We set off in bright sunshine from the car park and made our way back towards the entrance to the park cutting off the road just before the pay station and making our way down a new path towards the pond and Tramway Tunnel. Before we got there we passed a holly bush still full of berries (which I think demonstrates how mild the winter has been) and one of the many ponds in Calke where (we think) we saw a Little Grebe. I say “think” because we saw this little bird diving in the pond but never got a close look at it as it chose to come to the surface behind some reeds and then dived down never to re-appear.
Anyway, we walked on a bit and then looked back through the Tramway Tunnel (next time we’ll wander along it but – despite what the photograph shows – it was very dark). The tunnel was built under then entrance roadway to “preserve the appearance of the entranceway” something which the Harper-Crewe’s seemed to think was essential to their way of life.

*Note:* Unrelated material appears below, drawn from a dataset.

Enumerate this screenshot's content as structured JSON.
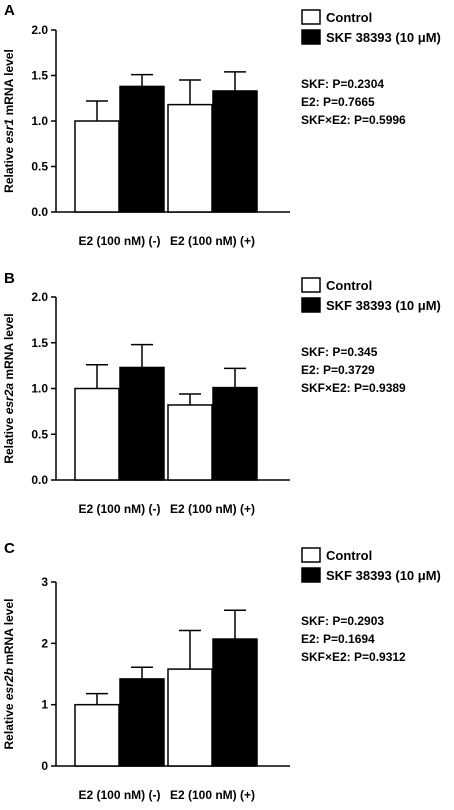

From there we followed our noses along the tramway as far as it went. In a couple of places you can see the original limestone bedding for the rails and at one point there’s a bench with (what I assume is) parts of the original rails.
At the junction with the Ashby Road, we joined another Tramway built to bring the limestone from another quarry. I assume that neither quarry was very successful as they both finished around the beginning of the 20th Century.
However, as we continued down the path, we passed the entrance to Staunton Harold and then turned back towards Calke Abbey. As we did, we saw a couple of buzzards circling each other and eventually settling down in the trees to shout.
After that we wandered back to the car park. A pleasant five and a bit mile stroll over easy terrain (although I wouldn’t much like to do it if it was wet and muddy).